Dallo scorso luglio il permesso turistico di tre mesi per la permanenza degli italiani in Brasile non è più prorogabile. La proroga di altri 90 giorni era sempre accettata, ma adesso molti italiani si sono visti negare la proroga. Che sia una ritorsione per il caso Battisti?

Brasilia - Dallo scorso luglio il permesso turistico di tre mesi per la permanenza degli italiani in Brasile non è più prorogabile. Una decisione che, secondo quanto ha segnalato il Corriere.it, potrebbe essere legata alla crisi di rapporti diplomatici tra Italia e Brasile a seguito del caso di Cesare Battisti. Ipotesi, per carità. Ma quello che è certo è che dal mese di luglio, la richiesta di proroga del permesso turistico, che in genere viene concessa a tutti i turisti con poche obiezioni, è stata abolita. La proroga di altri 90 giorni era sempre stata applicata su richiesta a tutti i cittadini del Vecchio Continente ma adesso non sarebbe più così.

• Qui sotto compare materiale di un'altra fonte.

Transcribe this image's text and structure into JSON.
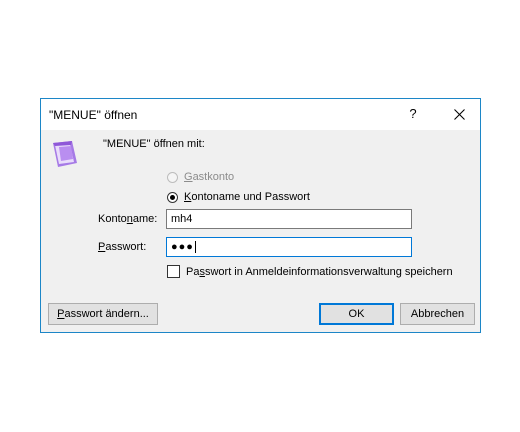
{
  "window": {
    "title": "\"MENUE\" öffnen",
    "help_glyph": "?",
    "close_icon": "close-icon"
  },
  "prompt": "\"MENUE\" öffnen mit:",
  "auth_options": {
    "guest": {
      "pre": "",
      "key": "G",
      "post": "astkonto",
      "enabled": false,
      "selected": false
    },
    "account": {
      "pre": "",
      "key": "K",
      "post": "ontoname und Passwort",
      "enabled": true,
      "selected": true
    }
  },
  "fields": {
    "account_label": {
      "pre": "Konto",
      "key": "n",
      "post": "ame:"
    },
    "account_value": "mh4",
    "password_label": {
      "pre": "",
      "key": "P",
      "post": "asswort:"
    },
    "password_mask": "●●●"
  },
  "save_checkbox": {
    "pre": "Pa",
    "key": "s",
    "post": "swort in Anmeldeinformationsverwaltung speichern",
    "checked": false
  },
  "buttons": {
    "change_password": {
      "pre": "",
      "key": "P",
      "post": "asswort ändern..."
    },
    "ok": "OK",
    "cancel": "Abbrechen"
  },
  "colors": {
    "accent": "#0078d7",
    "window_border": "#1c86c7",
    "dialog_bg": "#f0f0f0",
    "icon_purple": "#8f58d8"
  }
}
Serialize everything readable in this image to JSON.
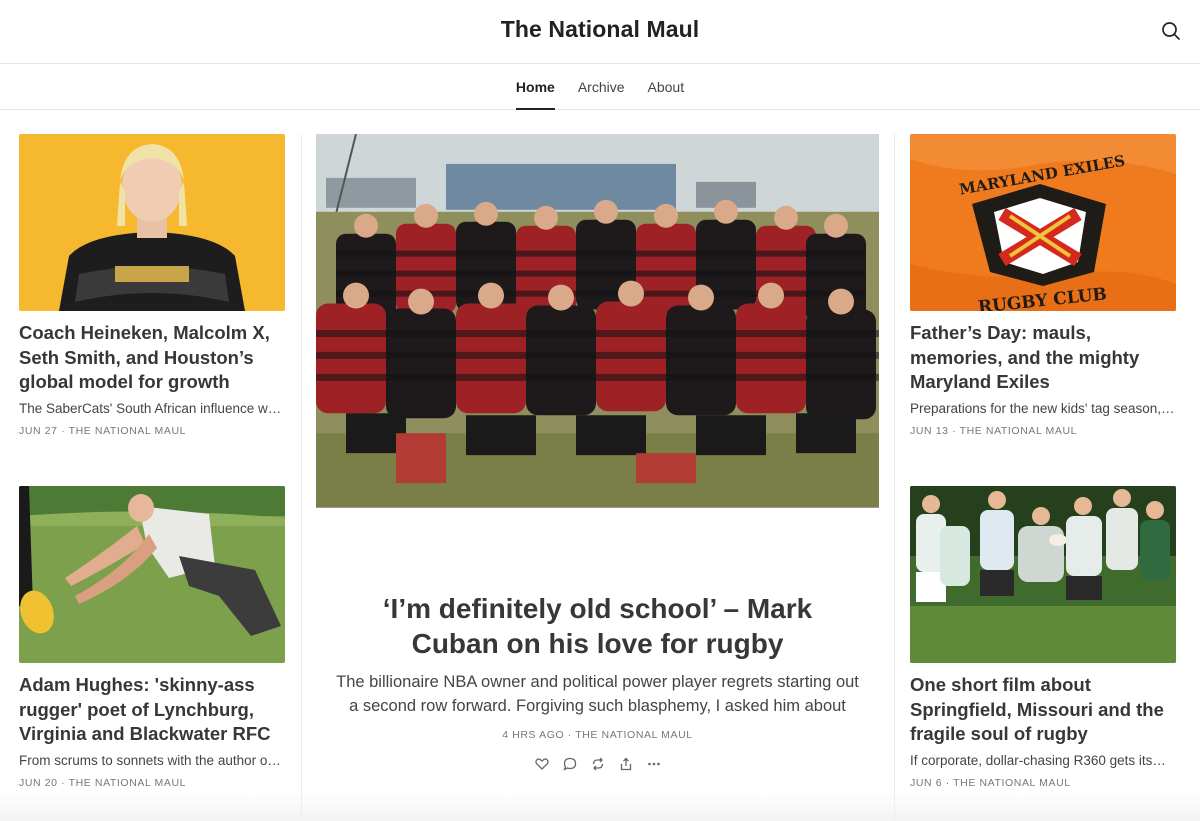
{
  "site": {
    "title": "The National Maul"
  },
  "nav": {
    "items": [
      "Home",
      "Archive",
      "About"
    ],
    "active": "Home"
  },
  "featured": {
    "title": "‘I’m definitely old school’ – Mark Cuban on his love for rugby",
    "subtitle": "The billionaire NBA owner and political power player regrets starting out a second row forward. Forgiving such blasphemy, I asked him about his…",
    "date": "4 HRS AGO",
    "author": "THE NATIONAL MAUL"
  },
  "posts": [
    {
      "title": "Coach Heineken, Malcolm X, Seth Smith, and Houston’s global model for growth",
      "subtitle": "The SaberCats' South African influence w…",
      "date": "JUN 27",
      "author": "THE NATIONAL MAUL"
    },
    {
      "title": "Father’s Day: mauls, memories, and the mighty Maryland Exiles",
      "subtitle": "Preparations for the new kids' tag season,…",
      "date": "JUN 13",
      "author": "THE NATIONAL MAUL"
    },
    {
      "title": "Adam Hughes: 'skinny-ass rugger' poet of Lynchburg, Virginia and Blackwater RFC",
      "subtitle": "From scrums to sonnets with the author o…",
      "date": "JUN 20",
      "author": "THE NATIONAL MAUL"
    },
    {
      "title": "One short film about Springfield, Missouri and the fragile soul of rugby",
      "subtitle": "If corporate, dollar-chasing R360 gets its…",
      "date": "JUN 6",
      "author": "THE NATIONAL MAUL"
    }
  ],
  "logo_text": {
    "top": "MARYLAND EXILES",
    "bottom": "RUGBY CLUB"
  },
  "meta_separator": " · "
}
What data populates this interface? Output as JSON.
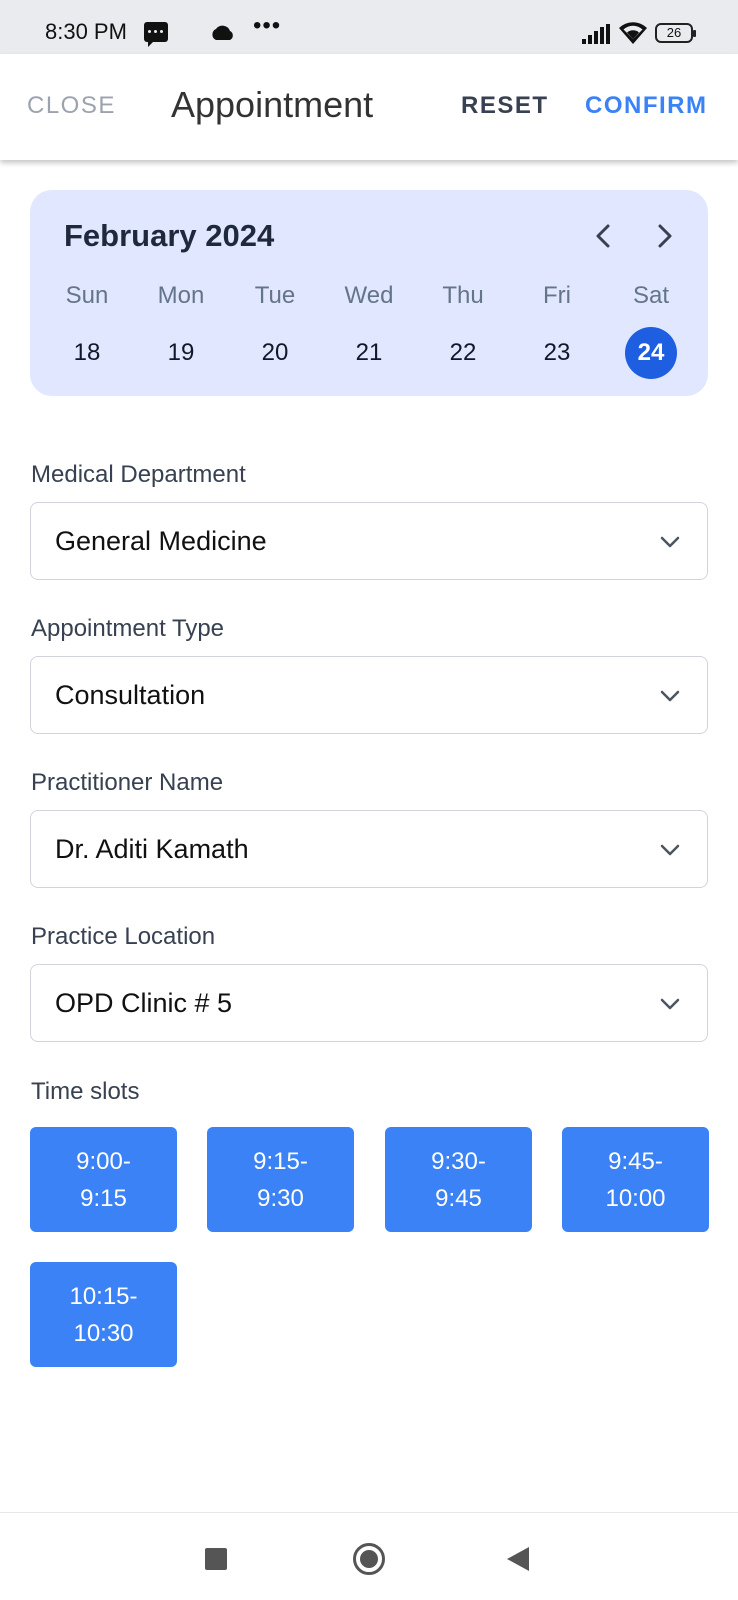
{
  "status_bar": {
    "time": "8:30 PM",
    "battery": "26"
  },
  "app_bar": {
    "close_label": "CLOSE",
    "title": "Appointment",
    "reset_label": "RESET",
    "confirm_label": "CONFIRM"
  },
  "calendar": {
    "month": "February 2024",
    "days": [
      "Sun",
      "Mon",
      "Tue",
      "Wed",
      "Thu",
      "Fri",
      "Sat"
    ],
    "dates": [
      "18",
      "19",
      "20",
      "21",
      "22",
      "23",
      "24"
    ],
    "selected_date": "24"
  },
  "form": {
    "department": {
      "label": "Medical Department",
      "value": "General Medicine"
    },
    "appointment_type": {
      "label": "Appointment Type",
      "value": "Consultation"
    },
    "practitioner": {
      "label": "Practitioner Name",
      "value": "Dr. Aditi Kamath"
    },
    "location": {
      "label": "Practice Location",
      "value": "OPD Clinic # 5"
    }
  },
  "time_slots": {
    "label": "Time slots",
    "slots": [
      {
        "start": "9:00-",
        "end": "9:15"
      },
      {
        "start": "9:15-",
        "end": "9:30"
      },
      {
        "start": "9:30-",
        "end": "9:45"
      },
      {
        "start": "9:45-",
        "end": "10:00"
      },
      {
        "start": "10:15-",
        "end": "10:30"
      }
    ]
  },
  "colors": {
    "accent": "#3b82f6",
    "selected_date": "#1d5fe0",
    "calendar_bg": "#e0e7ff"
  }
}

Fabio Porta, deputato del Pd eletto in Sudamerica ha riferito di aver presentato un’interrogazione al governo dopo aver ricevuto "mail e telefonate di protesta da parte di italiani, studenti, professionisti e imprenditori", che si sono visti negare la proroga della permanenza in Brasile per ulteriori tre mesi dopo i 90 giorni standard. "In particolare - ha detto il deputato del Pd - ho chiesto al nostro governo di compiere passi formali per verificare se si tratta solo di un malinteso" con le autorità brasiliane "o altro".

Porta tende comunque ad "escludere assolutamente" che la vicenda possa essere collegata con le tensioni fra Roma e Brasilia seguite alla vicenda Battisti. "Credo invece - ha spiegato il deputato - che le cause siano da ricercarsi nel fatto che i brasiliani stiano applicando in maniera molto rigida la reciprocità", ovvero stiano applicando ai cittadini italiani le stesse restrizioni che i cittadini brasiliani si trovano a subire quando arrivano in Italia. Due giorni fa, il ministro degli Esteri Franco Frattini aveva annunciato l'apertura di un canale giuridico col Brasile per giungere ad una soluzione della vertenza legata al caso dell’ex terrorista Cesare Battisti. Il ministro aveva incontrato a New York il collega brasiliano Antonio Patriota, il quale aveva accettato la proposta del titolare della Farnesina "di creare un team italo-brasiliano". Insomma, la partita tra Italia e Brasile è ancora aperta. E su più fronti.